Play it if: you have a strong love for the old Infocom classics and want to re-live the experience with a slightly shinier veneer.
Don't play it if: you expect the narrative element of the story to be developed in much of any sense.
Maybe we've been spoiled by modern IF. My first experiences with the medium were on Ye Olde Classics such as Zork and Planetfall, but it wasn't very long before I stumbled onto the more contemporary literature and, to be honest, I haven't really looked back since. I can handle basically anything up to fifteen years old, and before that it tends to get a little rocky in terms of whether or not I'm likely to have the patience to enjoy it.
The shame of playing Sherbet is that it feels like a bit of a bait-and-switch. At first, it looks like this is going to be a creatively structured game: you're limited to a single location, there's strong effort being put into describing objects, characters, the passage of time. The hints menu has a fairly detailed explanation of the world the game inhabits. The main character is actually a character - yes, not a very vivid one, but bearing the signs of personality nonetheless.
Then you do a thing, and basically all of that goes away. And with what is it replaced? A sprawling, disconnected, Zorkian cave adventure starring our old amorphous friend AFGNCAAP.
Enthusiasts of Zorkian gameplay will be delighted. Me, not so much.
It feels a bit churlish to express this sort of disappointment at a work by Graham Nelson - who kind of literally wrote the book on IF. Nevertheless, Sherbet feels like two entirely different games stuck together: a detailed fantasy story of political intrigue with a comedic touch, and a standard (though not uncreative) under-implemented hunt-the-treasure romp.

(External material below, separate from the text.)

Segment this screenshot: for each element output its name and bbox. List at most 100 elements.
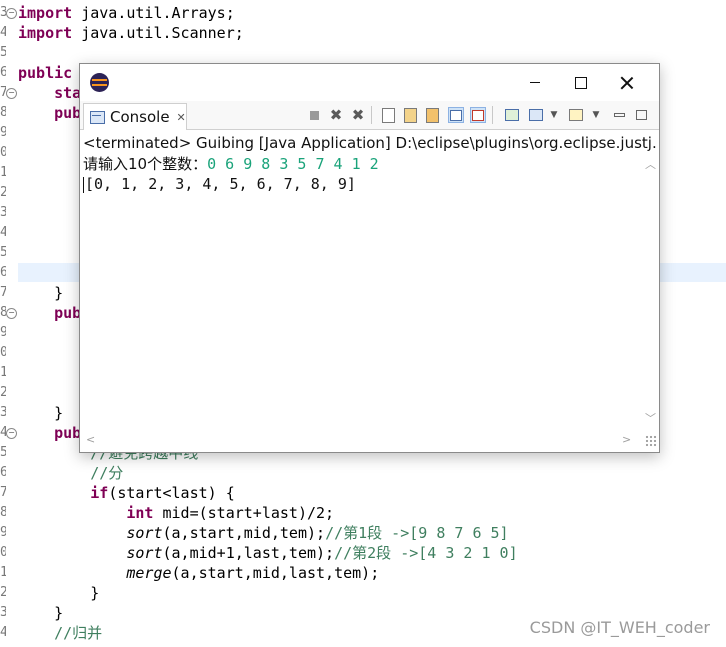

A certain someone compared IF to a narrative at war with a crossword. A more accurate statement would be that the process of writing IF is like a narrative at war with a crossword - IF itself should be a harmonious relationship between the two. As it is, the relationship between the narrative and puzzles here is not unlike a tense Cold War-esque standoff: they flirt with reconciliation, but never get there before one side runs out of steam and lets the other have the last laugh.
Sherbet could have been enjoyable, excellent even, as a tale of diplomatic intrigue. It could have been enjoyable, excellent even, as a loving homage to Zork. As both, it's the result of crashing a Ferrari into an Aston Martin to get a super-car: in practice, you just get a rather disappointing mess.
The three stars are for the puzzles, which are creative and worthy of the tradition they inhabit, as well as the writing, which is sharp, witty, and evocative (when it knows what it's about).